🤖 AI Summary
This paper addresses the challenge of resource-constrained visual homing for outdoor robots in GPS-denied environments. Inspired by ant navigation, we propose a biologically inspired approach that integrates a mushroom body (MB) neural circuit model with a learned walking policy. Angular path integration signals are used to classify low-resolution (32×32-pixel) panoramic views for memory-based homing, and a dedicated fifth output neuron enables precise docking. The system runs in real time at 8 Hz on a Raspberry Pi 4 using only 9 kB of memory.
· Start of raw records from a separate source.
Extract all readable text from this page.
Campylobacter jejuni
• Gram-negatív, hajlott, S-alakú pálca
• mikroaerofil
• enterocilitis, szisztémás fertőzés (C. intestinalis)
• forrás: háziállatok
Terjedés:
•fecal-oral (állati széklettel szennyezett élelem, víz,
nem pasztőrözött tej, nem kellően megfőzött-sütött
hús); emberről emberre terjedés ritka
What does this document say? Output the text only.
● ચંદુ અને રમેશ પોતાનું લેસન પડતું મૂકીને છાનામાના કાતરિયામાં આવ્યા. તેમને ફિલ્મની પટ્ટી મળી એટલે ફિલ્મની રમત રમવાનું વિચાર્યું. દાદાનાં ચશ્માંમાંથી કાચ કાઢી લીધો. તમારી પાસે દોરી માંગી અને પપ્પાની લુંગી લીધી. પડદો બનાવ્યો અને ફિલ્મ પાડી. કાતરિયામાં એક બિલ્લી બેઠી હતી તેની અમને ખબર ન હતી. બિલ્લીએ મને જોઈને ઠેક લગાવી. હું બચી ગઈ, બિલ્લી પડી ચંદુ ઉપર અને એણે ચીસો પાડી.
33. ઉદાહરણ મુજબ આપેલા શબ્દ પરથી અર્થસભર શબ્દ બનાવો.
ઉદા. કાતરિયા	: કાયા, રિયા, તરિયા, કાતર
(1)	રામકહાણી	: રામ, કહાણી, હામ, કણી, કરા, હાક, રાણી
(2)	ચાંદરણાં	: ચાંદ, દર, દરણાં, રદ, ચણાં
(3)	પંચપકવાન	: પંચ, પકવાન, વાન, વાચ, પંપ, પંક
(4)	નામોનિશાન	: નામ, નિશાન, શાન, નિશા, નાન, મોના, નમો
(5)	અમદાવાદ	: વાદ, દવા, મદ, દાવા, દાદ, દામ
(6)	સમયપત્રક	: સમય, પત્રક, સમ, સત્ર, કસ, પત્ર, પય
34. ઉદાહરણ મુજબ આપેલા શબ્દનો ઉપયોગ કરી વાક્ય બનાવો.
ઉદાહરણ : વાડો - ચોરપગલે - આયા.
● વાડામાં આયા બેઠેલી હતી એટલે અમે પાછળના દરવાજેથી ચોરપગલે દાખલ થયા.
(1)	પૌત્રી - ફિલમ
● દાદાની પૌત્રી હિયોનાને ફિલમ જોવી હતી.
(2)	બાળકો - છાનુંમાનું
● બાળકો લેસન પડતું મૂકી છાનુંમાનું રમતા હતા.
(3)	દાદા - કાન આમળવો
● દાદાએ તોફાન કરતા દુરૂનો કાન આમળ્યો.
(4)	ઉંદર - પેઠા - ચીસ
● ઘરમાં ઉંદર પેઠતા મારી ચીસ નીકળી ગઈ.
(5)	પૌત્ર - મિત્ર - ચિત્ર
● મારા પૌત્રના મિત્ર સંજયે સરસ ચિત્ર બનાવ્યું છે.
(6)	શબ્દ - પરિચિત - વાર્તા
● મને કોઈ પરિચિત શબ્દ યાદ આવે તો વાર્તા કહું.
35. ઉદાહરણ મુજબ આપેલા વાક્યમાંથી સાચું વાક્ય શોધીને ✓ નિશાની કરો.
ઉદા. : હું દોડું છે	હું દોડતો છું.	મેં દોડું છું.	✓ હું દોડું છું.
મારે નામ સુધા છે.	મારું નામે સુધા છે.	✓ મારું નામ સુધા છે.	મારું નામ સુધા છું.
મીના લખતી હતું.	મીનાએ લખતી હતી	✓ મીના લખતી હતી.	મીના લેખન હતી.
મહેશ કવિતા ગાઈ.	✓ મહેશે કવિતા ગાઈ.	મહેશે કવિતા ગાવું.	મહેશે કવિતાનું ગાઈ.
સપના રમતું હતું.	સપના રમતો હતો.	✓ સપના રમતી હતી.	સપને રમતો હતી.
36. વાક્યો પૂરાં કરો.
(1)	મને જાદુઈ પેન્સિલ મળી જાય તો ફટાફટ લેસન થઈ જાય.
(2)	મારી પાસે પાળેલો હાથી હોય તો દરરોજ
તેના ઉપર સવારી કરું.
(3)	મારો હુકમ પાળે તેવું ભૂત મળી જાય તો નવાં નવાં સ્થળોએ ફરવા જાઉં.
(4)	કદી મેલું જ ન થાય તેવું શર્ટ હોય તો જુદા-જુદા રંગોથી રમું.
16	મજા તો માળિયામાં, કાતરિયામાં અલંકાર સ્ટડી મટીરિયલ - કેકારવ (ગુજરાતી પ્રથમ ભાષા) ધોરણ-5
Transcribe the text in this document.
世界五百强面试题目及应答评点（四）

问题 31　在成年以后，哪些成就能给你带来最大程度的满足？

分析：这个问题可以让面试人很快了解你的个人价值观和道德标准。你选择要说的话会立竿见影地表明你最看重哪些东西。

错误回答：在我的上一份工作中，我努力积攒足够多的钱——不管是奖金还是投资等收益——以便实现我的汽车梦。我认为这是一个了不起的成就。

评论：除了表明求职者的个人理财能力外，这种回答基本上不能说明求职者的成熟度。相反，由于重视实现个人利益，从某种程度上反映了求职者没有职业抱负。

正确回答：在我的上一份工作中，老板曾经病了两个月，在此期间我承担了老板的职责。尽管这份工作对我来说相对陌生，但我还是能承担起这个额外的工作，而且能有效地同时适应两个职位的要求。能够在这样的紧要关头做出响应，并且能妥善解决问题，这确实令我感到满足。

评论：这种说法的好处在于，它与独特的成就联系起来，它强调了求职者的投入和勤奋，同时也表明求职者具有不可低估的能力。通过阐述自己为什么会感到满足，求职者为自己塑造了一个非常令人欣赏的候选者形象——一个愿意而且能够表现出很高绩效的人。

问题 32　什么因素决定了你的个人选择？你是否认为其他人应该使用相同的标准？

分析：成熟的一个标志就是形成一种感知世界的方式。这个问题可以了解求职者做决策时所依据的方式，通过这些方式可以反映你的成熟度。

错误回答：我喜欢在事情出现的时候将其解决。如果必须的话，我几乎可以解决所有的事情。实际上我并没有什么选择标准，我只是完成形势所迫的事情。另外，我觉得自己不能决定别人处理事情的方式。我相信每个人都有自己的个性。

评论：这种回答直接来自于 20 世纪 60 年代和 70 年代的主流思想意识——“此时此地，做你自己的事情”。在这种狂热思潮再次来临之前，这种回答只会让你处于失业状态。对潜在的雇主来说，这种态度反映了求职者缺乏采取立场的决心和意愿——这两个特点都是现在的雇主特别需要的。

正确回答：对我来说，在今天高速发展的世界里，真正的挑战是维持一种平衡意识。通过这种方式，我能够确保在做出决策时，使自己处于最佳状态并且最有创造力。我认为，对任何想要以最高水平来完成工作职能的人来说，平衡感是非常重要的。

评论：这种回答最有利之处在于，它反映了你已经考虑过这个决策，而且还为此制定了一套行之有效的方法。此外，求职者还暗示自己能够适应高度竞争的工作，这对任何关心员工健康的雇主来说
Key contributions include: (i) the first deployment of a lateralized MB architecture for visual homing in real-world outdoor settings; (ii) a novel memory-based view classification mechanism for homing; and (iii) full decoupling of the behavioral pipeline—learning to walk, random exploration, autonomous homing, and accurate docking—thereby significantly improving robustness and energy efficiency in natural environments.
📝 Abstract
Ants achieve robust visual homing with minimal sensory input and only a few learning walks, inspiring biomimetic solutions for autonomous navigation. While Mushroom Body (MB) models have been used in robotic route following, they have not yet been applied to visual homing. We present the first real-world implementation of a lateralized MB architecture for visual homing onboard a compact autonomous car-like robot. We test whether the sign of the angular path integration (PI) signal can categorize panoramic views, acquired during learning walks and encoded in the MB, into "goal on the left" and "goal on the right" memory banks, enabling robust homing in natural outdoor settings. We validate this approach through four incremental experiments: (1) simulation showing attractor-like nest dynamics; (2) real-world homing after decoupled learning walks, producing nest search behavior; (3) homing after random walks using noisy PI emulated with GPS-RTK; and (4) precise stopping-at-the-goal behavior enabled by a fifth MB Output Neuron (MBON) encoding goal-views to control velocity. This mimics the accurate homing behavior of ants and functionally resembles waypoint-based position control in robotics, despite relying solely on visual input. Operating at 8 Hz on a Raspberry Pi 4 with 32x32 pixel views and a memory footprint under 9 kB, our system offers a biologically grounded, resource-efficient solution for autonomous visual homing.